Samira Benlafkih, sociologue des religions, explique : « Il existe une confusion fréquente entre l’interdépendance spirituelle des piliers et leur obligation juridique distincte. Un musulman peut être dispensé du jeûne pour raison valable tout en demeurant redevable de la zakat. »

« La zakat purifiait les biens matériels quand le jeûne purifiait l’âme. Ces deux aspects sont complémentaires mais peuvent être vécus séparément selon les circonstances personnelles du croyant. » — Dr. Karim Ifrak, islamologue et chercheur au CNRS

Une mosaïque de pratiques contemporaines

Cette distinction théologique se reflète dans une diversité de pratiques aujourd’hui. Pour certains, comme Meryem, 28 ans, consultante à Bruxelles, la pratique s’ancre davantage dans une dimension culturelle qu’exclusivement religieuse. « Je ne peux pas jeûner à cause d’un problème de santé, mais je tiens à verser ma zakat. C’est ma façon de participer à ce moment de partage collectif. »

Les approches varient également selon les traditions juridiques et régionales :

  • Dans certaines écoles juridiques comme celle des Hanbalites, le paiement en espèces est privilégié
  • D’autres traditions, notamment malikites, préfèrent les dons en nature (denrées alimentaires)
  • Des adaptations contemporaines incluent des calculateurs en ligne et plateformes de dons

Cette diversité illustre comment l’obligation religieuse s’adapte aux contextes sociaux modernes tout en préservant son essence.

Entre incompréhension et malentendus

Pourtant, ces pratiques différenciées génèrent parfois tensions et incompréhensions. « On me dit souvent que je ‘pioche’ dans la religion, comme si c’était un buffet », témoigne Karim, 41 ans, qui ne jeûne plus depuis quelques années mais maintient scrupuleusement sa contribution charitable.

Un malentendu fréquent consiste à confondre la zakat al-Fitr avec la compensation pour rupture de jeûne (fidya ou kaffara). Alors que certaines personnes ayant des problèmes de santé peuvent être dispensées du jeûne, elles restent tenues de verser la zakat, obligation distincte.

Les organisations caritatives musulmanes contribuent à clarifier ces nuances. Islamic Relief France, par exemple, explique dans ses campagnes que la zakat al-Fitr (fixée à environ 9€ par personne en France) est due par tous les musulmans, tandis que la fidya concerne spécifiquement ceux qui ne peuvent jeûner pour raisons valables.

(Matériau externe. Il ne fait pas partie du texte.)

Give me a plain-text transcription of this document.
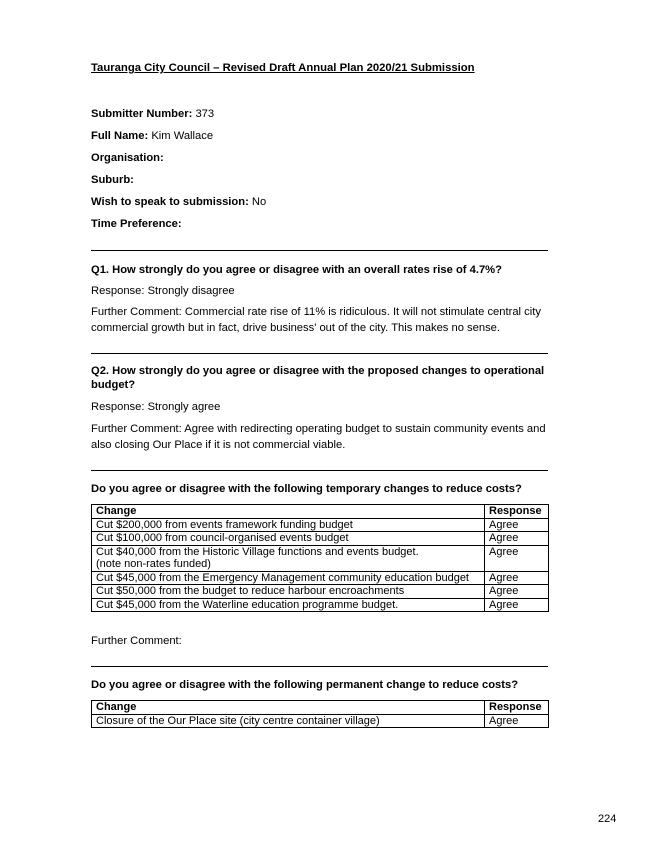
Tauranga City Council – Revised Draft Annual Plan 2020/21 Submission
Submitter Number: 373
Full Name: Kim Wallace
Organisation:
Suburb:
Wish to speak to submission: No
Time Preference:
Q1. How strongly do you agree or disagree with an overall rates rise of 4.7%?
Response: Strongly disagree
Further Comment: Commercial rate rise of 11% is ridiculous. It will not stimulate central city commercial growth but in fact, drive business' out of the city. This makes no sense.
Q2. How strongly do you agree or disagree with the proposed changes to operational budget?
Response: Strongly agree
Further Comment: Agree with redirecting operating budget to sustain community events and also closing Our Place if it is not commercial viable.
Do you agree or disagree with the following temporary changes to reduce costs?
Change	Response
Cut $200,000 from events framework funding budget	Agree
Cut $100,000 from council-organised events budget	Agree
Cut $40,000 from the Historic Village functions and events budget.
(note non-rates funded)	Agree
Cut $45,000 from the Emergency Management community education budget	Agree
Cut $50,000 from the budget to reduce harbour encroachments	Agree
Cut $45,000 from the Waterline education programme budget.	Agree
Further Comment:
Do you agree or disagree with the following permanent change to reduce costs?
Change	Response
Closure of the Our Place site (city centre container village)	Agree
224
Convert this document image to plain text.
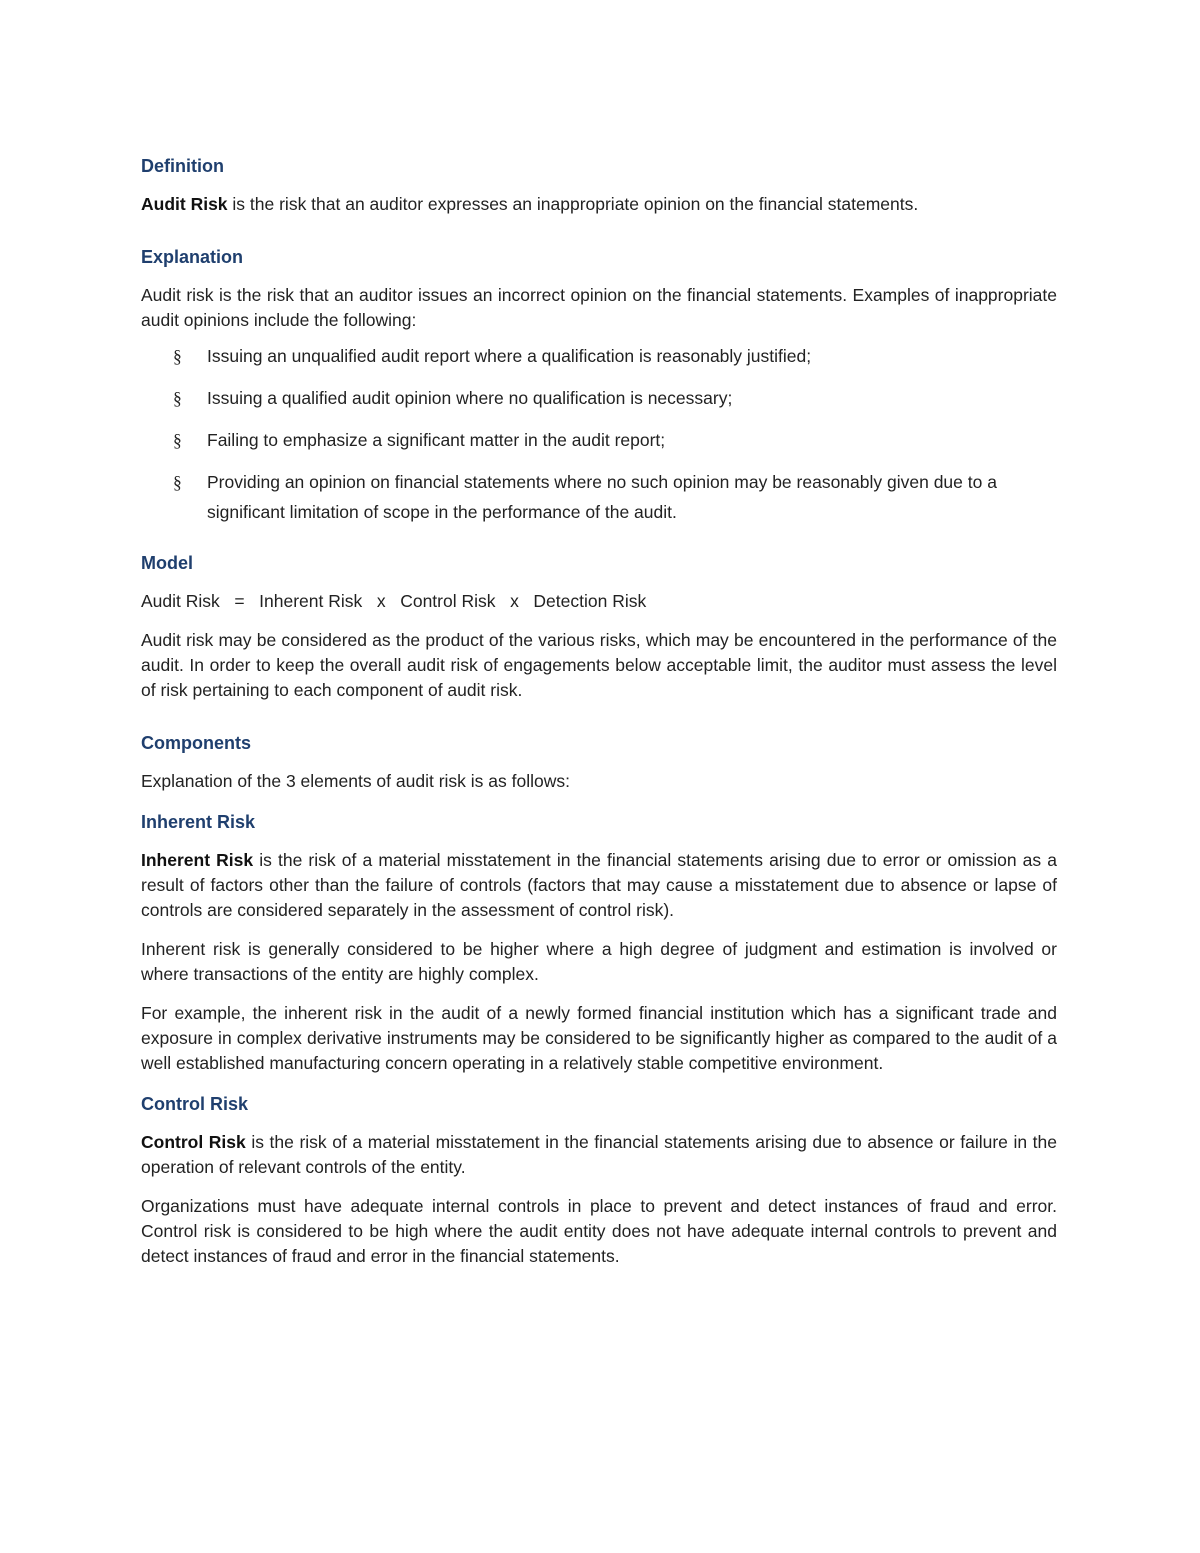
Definition
Audit Risk is the risk that an auditor expresses an inappropriate opinion on the financial statements.
Explanation
Audit risk is the risk that an auditor issues an incorrect opinion on the financial statements. Examples of inappropriate audit opinions include the following:
§ Issuing an unqualified audit report where a qualification is reasonably justified;
§ Issuing a qualified audit opinion where no qualification is necessary;
§ Failing to emphasize a significant matter in the audit report;
§ Providing an opinion on financial statements where no such opinion may be reasonably given due to a significant limitation of scope in the performance of the audit.
Model
Audit Risk   =   Inherent Risk   x   Control Risk   x   Detection Risk
Audit risk may be considered as the product of the various risks, which may be encountered in the performance of the audit. In order to keep the overall audit risk of engagements below acceptable limit, the auditor must assess the level of risk pertaining to each component of audit risk.
Components
Explanation of the 3 elements of audit risk is as follows:
Inherent Risk
Inherent Risk is the risk of a material misstatement in the financial statements arising due to error or omission as a result of factors other than the failure of controls (factors that may cause a misstatement due to absence or lapse of controls are considered separately in the assessment of control risk).
Inherent risk is generally considered to be higher where a high degree of judgment and estimation is involved or where transactions of the entity are highly complex.
For example, the inherent risk in the audit of a newly formed financial institution which has a significant trade and exposure in complex derivative instruments may be considered to be significantly higher as compared to the audit of a well established manufacturing concern operating in a relatively stable competitive environment.
Control Risk
Control Risk is the risk of a material misstatement in the financial statements arising due to absence or failure in the operation of relevant controls of the entity.
Organizations must have adequate internal controls in place to prevent and detect instances of fraud and error. Control risk is considered to be high where the audit entity does not have adequate internal controls to prevent and detect instances of fraud and error in the financial statements.
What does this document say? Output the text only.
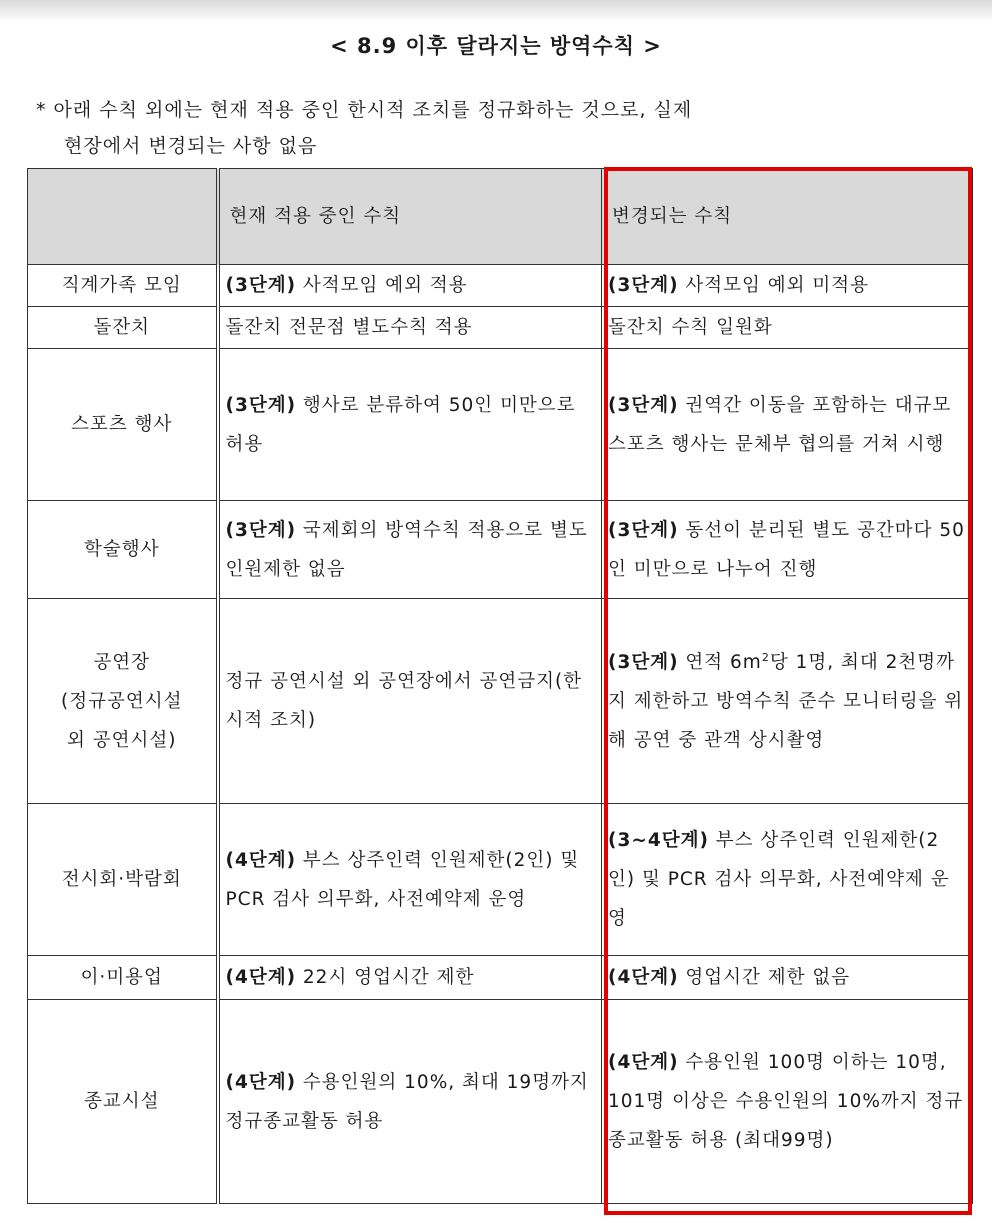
< 8.9 이후 달라지는 방역수칙 >
* 아래 수칙 외에는 현재 적용 중인 한시적 조치를 정규화하는 것으로, 실제
현장에서 변경되는 사항 없음
	현재 적용 중인 수칙	변경되는 수칙
직계가족 모임	(3단계) 사적모임 예외 적용	(3단계) 사적모임 예외 미적용
돌잔치	돌잔치 전문점 별도수칙 적용	돌잔치 수칙 일원화
스포츠 행사	(3단계) 행사로 분류하여 50인 미만으로 허용	(3단계) 권역간 이동을 포함하는 대규모 스포츠 행사는 문체부 협의를 거쳐 시행
학술행사	(3단계) 국제회의 방역수칙 적용으로 별도 인원제한 없음	(3단계) 동선이 분리된 별도 공간마다 50인 미만으로 나누어 진행

공연장
(정규공연시설
외 공연시설)	정규 공연시설 외 공연장에서 공연금지(한시적 조치)	(3단계) 연적 $6m^2$당 1명, 최대 2천명까지 제한하고 방역수칙 준수 모니터링을 위해 공연 중 관객 상시촬영
전시회·박람회	(4단계) 부스 상주인력 인원제한(2인) 및 PCR 검사 의무화, 사전예약제 운영	(3~4단계) 부스 상주인력 인원제한(2인) 및 PCR 검사 의무화, 사전예약제 운영
이·미용업	(4단계) 22시 영업시간 제한	(4단계) 영업시간 제한 없음
종교시설	(4단계) 수용인원의 10%, 최대 19명까지 정규종교활동 허용	(4단계) 수용인원 100명 이하는 10명, 101명 이상은 수용인원의 10%까지 정규종교활동 허용 (최대99명)
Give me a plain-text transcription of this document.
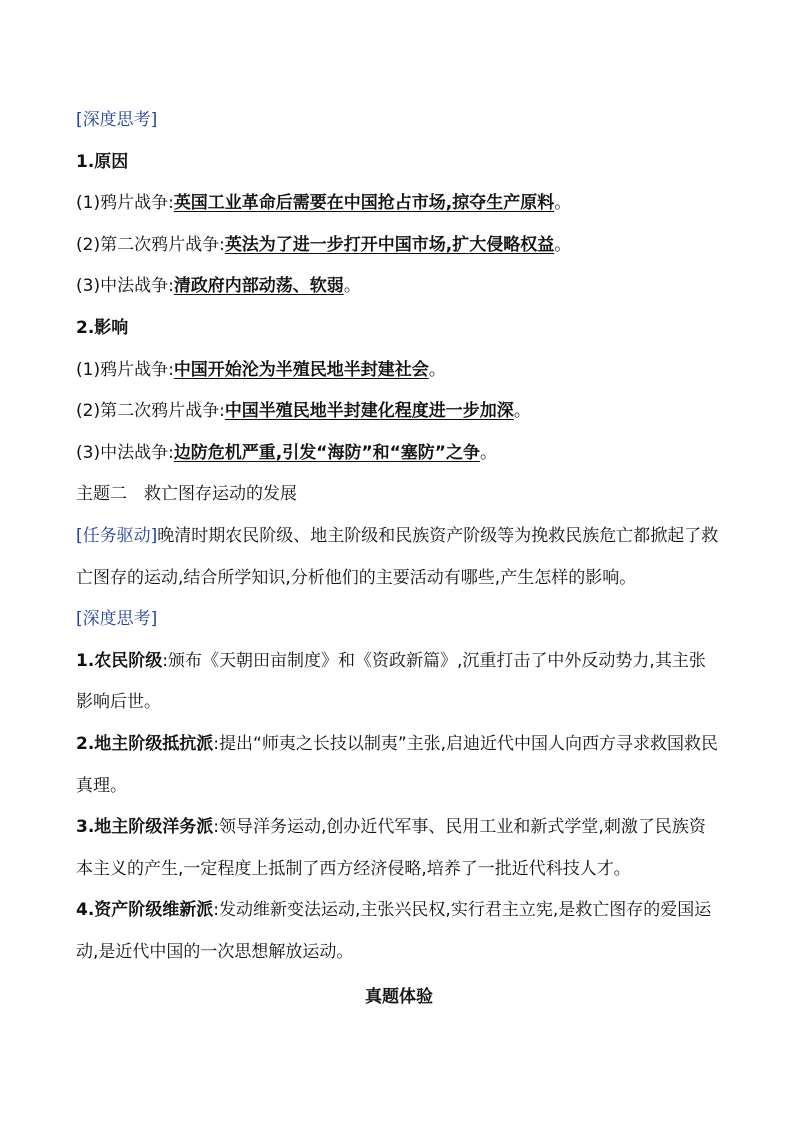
[深度思考]
1.原因
(1)鸦片战争:英国工业革命后需要在中国抢占市场,掠夺生产原料。
(2)第二次鸦片战争:英法为了进一步打开中国市场,扩大侵略权益。
(3)中法战争:清政府内部动荡、软弱。
2.影响
(1)鸦片战争:中国开始沦为半殖民地半封建社会。
(2)第二次鸦片战争:中国半殖民地半封建化程度进一步加深。
(3)中法战争:边防危机严重,引发“海防”和“塞防”之争。
主题二　救亡图存运动的发展
[任务驱动]晚清时期农民阶级、地主阶级和民族资产阶级等为挽救民族危亡都掀起了救亡图存的运动,结合所学知识,分析他们的主要活动有哪些,产生怎样的影响。
[深度思考]
1.农民阶级:颁布《天朝田亩制度》和《资政新篇》,沉重打击了中外反动势力,其主张影响后世。
2.地主阶级抵抗派:提出“师夷之长技以制夷”主张,启迪近代中国人向西方寻求救国救民真理。
3.地主阶级洋务派:领导洋务运动,创办近代军事、民用工业和新式学堂,刺激了民族资本主义的产生,一定程度上抵制了西方经济侵略,培养了一批近代科技人才。
4.资产阶级维新派:发动维新变法运动,主张兴民权,实行君主立宪,是救亡图存的爱国运动,是近代中国的一次思想解放运动。
真题体验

L’évolution spirituelle dans un monde moderne

Cette pratique différenciée reflète aussi une évolution spirituelle contemporaine où la religiosité s’exprime de façon plus individualisée. Pour nombre de musulmans, la zakat incarne une dimension sociale et éthique de l’islam particulièrement significative aujourd’hui.

« J’ai toujours été plus sensible à la dimension sociale et solidaire de ma religion », explique Fatima, 35 ans, médecin. « Même les années où mes gardes à l’hôpital rendent le jeûne impossible, je m’assure de calculer et verser ma zakat avec attention. »

Cette approche témoigne d’une religiosité en mutation où l’accent se déplace parfois de la pratique ritualisée vers l’éthique et l’engagement social, sans pour autant rompre avec la tradition.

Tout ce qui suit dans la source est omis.